Consistent with the ICTV Arenaviridae Study Group species demarcation criteria [12], MEMV has less than 80% and 76% nt sequence identity in the S- and L-segments, respectively, and less than 88% aa sequence identity in the NP to the most closely related member of the genus, Alxa virus. MEMV therefore potentially represents a novel arenavirus species in the genus Mammarenavirus. This novel virus is associated with hedgehog, which has not previously been known to be a host of any arenaviruses. In addition, except for LCMV, the endemic presence of other arenaviruses has not been known in Europe to date.
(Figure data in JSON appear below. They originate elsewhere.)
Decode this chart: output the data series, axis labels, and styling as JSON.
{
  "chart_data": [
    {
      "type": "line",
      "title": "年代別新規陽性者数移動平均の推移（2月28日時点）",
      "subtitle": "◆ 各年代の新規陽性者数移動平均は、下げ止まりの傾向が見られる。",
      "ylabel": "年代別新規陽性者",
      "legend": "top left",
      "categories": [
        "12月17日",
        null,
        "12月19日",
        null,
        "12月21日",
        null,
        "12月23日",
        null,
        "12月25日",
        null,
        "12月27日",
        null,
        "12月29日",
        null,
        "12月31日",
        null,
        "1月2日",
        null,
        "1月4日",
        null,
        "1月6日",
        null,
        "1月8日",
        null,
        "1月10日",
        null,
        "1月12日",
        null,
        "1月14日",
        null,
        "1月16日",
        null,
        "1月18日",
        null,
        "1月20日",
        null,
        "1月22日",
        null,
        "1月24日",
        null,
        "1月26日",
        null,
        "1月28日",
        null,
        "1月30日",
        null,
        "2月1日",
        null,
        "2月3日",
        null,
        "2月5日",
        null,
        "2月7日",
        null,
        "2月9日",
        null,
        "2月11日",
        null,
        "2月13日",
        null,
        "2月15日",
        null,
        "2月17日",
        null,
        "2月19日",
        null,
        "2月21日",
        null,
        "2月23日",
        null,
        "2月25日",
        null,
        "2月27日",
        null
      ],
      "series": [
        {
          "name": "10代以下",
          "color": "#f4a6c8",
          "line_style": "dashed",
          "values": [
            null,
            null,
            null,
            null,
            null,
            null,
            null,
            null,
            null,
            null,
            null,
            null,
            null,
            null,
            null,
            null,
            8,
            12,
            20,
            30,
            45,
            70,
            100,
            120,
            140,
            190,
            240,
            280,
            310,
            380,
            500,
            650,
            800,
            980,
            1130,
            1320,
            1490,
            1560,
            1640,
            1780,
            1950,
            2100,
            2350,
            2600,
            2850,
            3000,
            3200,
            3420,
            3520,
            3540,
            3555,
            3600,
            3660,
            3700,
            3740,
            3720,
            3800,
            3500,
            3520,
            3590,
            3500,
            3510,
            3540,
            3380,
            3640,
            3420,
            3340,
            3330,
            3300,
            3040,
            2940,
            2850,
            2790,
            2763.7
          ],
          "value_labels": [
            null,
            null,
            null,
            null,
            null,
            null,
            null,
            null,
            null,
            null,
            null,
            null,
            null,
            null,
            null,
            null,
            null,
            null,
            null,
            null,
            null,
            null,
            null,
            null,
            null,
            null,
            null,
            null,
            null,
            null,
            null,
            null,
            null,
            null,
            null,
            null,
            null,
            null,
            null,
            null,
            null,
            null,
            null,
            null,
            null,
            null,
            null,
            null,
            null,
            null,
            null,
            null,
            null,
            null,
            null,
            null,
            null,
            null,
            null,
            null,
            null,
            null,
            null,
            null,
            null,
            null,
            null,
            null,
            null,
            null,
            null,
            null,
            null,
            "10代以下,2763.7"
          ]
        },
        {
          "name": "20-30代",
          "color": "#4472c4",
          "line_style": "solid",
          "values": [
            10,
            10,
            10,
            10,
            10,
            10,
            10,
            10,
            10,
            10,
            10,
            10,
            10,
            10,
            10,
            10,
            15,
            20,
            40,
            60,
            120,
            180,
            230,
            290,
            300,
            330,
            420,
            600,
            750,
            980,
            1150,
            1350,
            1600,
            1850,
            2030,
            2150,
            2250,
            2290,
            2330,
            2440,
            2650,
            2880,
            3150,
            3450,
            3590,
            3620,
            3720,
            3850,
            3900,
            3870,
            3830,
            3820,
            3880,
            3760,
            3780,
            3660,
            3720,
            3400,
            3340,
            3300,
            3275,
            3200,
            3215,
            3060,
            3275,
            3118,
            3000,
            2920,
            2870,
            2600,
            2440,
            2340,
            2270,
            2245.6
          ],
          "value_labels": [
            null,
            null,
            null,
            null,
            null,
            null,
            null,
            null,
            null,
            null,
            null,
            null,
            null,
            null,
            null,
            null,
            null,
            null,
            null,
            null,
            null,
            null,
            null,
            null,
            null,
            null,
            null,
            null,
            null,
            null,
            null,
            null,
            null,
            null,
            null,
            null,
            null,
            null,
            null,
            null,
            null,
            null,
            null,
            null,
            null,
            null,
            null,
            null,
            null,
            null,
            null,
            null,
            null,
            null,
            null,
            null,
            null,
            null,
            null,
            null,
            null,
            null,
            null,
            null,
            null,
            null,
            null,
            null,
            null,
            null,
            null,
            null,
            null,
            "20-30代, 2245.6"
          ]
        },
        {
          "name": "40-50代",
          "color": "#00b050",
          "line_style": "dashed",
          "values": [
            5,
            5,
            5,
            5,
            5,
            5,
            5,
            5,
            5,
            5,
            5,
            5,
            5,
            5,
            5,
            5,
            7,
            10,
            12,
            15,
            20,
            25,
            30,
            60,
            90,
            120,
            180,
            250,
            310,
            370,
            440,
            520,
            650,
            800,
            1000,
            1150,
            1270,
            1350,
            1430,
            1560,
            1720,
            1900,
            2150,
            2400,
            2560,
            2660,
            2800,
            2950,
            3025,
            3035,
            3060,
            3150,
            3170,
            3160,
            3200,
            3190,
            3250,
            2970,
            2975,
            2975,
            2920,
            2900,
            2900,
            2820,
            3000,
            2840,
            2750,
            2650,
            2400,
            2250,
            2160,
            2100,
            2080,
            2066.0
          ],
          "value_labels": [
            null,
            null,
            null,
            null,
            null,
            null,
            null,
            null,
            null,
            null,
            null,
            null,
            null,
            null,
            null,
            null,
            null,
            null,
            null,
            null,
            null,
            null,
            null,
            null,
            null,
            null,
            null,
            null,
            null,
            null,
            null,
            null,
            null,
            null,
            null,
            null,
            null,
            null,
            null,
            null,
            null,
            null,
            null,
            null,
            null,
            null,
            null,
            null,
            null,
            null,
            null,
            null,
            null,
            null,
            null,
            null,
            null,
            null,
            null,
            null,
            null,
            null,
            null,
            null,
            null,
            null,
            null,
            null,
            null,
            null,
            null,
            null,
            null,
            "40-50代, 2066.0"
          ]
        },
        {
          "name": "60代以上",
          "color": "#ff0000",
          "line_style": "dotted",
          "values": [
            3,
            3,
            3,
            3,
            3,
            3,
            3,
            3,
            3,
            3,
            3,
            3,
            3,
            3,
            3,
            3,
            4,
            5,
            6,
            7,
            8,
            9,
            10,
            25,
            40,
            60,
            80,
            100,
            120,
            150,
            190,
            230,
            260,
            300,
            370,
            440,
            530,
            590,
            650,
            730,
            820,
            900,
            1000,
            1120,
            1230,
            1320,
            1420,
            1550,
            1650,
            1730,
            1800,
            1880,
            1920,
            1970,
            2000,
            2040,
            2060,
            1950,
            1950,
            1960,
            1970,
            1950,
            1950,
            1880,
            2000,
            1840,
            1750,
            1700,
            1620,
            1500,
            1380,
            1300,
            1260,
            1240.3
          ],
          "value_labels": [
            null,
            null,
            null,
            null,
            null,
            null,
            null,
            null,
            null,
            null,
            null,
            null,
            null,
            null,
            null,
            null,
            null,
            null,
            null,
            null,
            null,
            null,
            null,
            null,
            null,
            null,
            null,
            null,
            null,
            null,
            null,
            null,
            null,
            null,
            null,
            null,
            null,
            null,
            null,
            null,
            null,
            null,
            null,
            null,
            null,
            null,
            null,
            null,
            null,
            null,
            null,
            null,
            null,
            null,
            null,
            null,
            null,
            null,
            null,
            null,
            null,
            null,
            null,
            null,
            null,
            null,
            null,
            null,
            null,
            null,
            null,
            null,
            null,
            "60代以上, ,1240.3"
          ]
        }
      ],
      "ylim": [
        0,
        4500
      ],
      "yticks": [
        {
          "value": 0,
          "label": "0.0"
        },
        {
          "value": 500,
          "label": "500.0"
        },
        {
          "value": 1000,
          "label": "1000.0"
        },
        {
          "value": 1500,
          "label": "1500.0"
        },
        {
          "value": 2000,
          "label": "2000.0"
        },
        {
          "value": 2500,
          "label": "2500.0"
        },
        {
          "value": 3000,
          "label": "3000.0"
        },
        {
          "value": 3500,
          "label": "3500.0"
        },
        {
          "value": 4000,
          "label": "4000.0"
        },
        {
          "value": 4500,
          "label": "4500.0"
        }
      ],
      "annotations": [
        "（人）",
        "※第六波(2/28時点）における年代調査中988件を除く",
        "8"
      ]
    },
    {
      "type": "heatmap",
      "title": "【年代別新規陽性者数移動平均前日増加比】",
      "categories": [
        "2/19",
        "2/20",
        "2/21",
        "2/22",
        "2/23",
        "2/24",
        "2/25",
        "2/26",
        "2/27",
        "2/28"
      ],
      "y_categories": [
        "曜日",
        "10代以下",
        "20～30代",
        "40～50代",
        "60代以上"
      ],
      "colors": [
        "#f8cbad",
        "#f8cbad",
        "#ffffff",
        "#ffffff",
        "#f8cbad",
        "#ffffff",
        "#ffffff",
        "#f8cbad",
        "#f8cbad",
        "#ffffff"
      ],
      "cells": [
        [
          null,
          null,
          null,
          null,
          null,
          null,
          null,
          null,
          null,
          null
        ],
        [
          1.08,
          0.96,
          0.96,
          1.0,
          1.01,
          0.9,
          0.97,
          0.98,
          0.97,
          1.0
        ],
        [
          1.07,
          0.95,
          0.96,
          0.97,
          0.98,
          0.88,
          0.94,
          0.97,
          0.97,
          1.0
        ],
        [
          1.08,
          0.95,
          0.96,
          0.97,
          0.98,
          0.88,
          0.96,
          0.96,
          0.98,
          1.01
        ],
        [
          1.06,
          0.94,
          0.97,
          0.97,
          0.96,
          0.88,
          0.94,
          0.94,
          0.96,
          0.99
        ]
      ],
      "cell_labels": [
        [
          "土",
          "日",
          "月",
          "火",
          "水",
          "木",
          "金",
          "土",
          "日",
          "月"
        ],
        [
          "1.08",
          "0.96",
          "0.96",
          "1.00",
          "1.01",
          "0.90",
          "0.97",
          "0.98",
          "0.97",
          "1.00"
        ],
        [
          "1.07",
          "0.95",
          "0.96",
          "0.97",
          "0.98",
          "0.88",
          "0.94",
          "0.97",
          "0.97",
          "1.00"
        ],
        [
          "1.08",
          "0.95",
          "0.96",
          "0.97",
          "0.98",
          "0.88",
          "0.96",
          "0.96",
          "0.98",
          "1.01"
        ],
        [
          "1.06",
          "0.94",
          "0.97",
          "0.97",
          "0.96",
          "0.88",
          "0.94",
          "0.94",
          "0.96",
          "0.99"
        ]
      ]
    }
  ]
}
The presence of mammarenaviruses in non-rodents is rare, only Tacaribe and Alxa viruses are known [9]. MEMV was detected serendipitously in nearly half of the faecal specimens collected from Northern white-breasted hedgehogs (Erinaceus roumanicus); however, it was present specifically in the specimens collected from wild-living hedgehogs in natural wild areas of the Mecsek Mountains. This finding indicates that mammarenaviruses are present in more mammalian host species than previously thought and that Murinae species are not their only hosts. The common arenavirus semi-nested RT-PCR screening primers (univ-F1/F2/R) that were designed based on LCMV, Alxa virus, and MEMV sequences in this study could be suitable for molecular epidemiological studies and discovery of novel arenaviruses. Using this method, MEMV mammarenavirus sequences were not found in our archived animal specimen bank collected from birds of prey (kestrel and red-footed falcon) [16] and rodents (wild and laboratory mice and rats) [17].

Wild animals and exotic pets such as hedgehogs pose a risk of zoonotic transmission of pathogens, including viruses [18]. The results of this study expand our knowledge of both the genetic diversity of arenaviruses and the spectrum of their host species in Europe, where the presence of arenaviruses has not been well studied.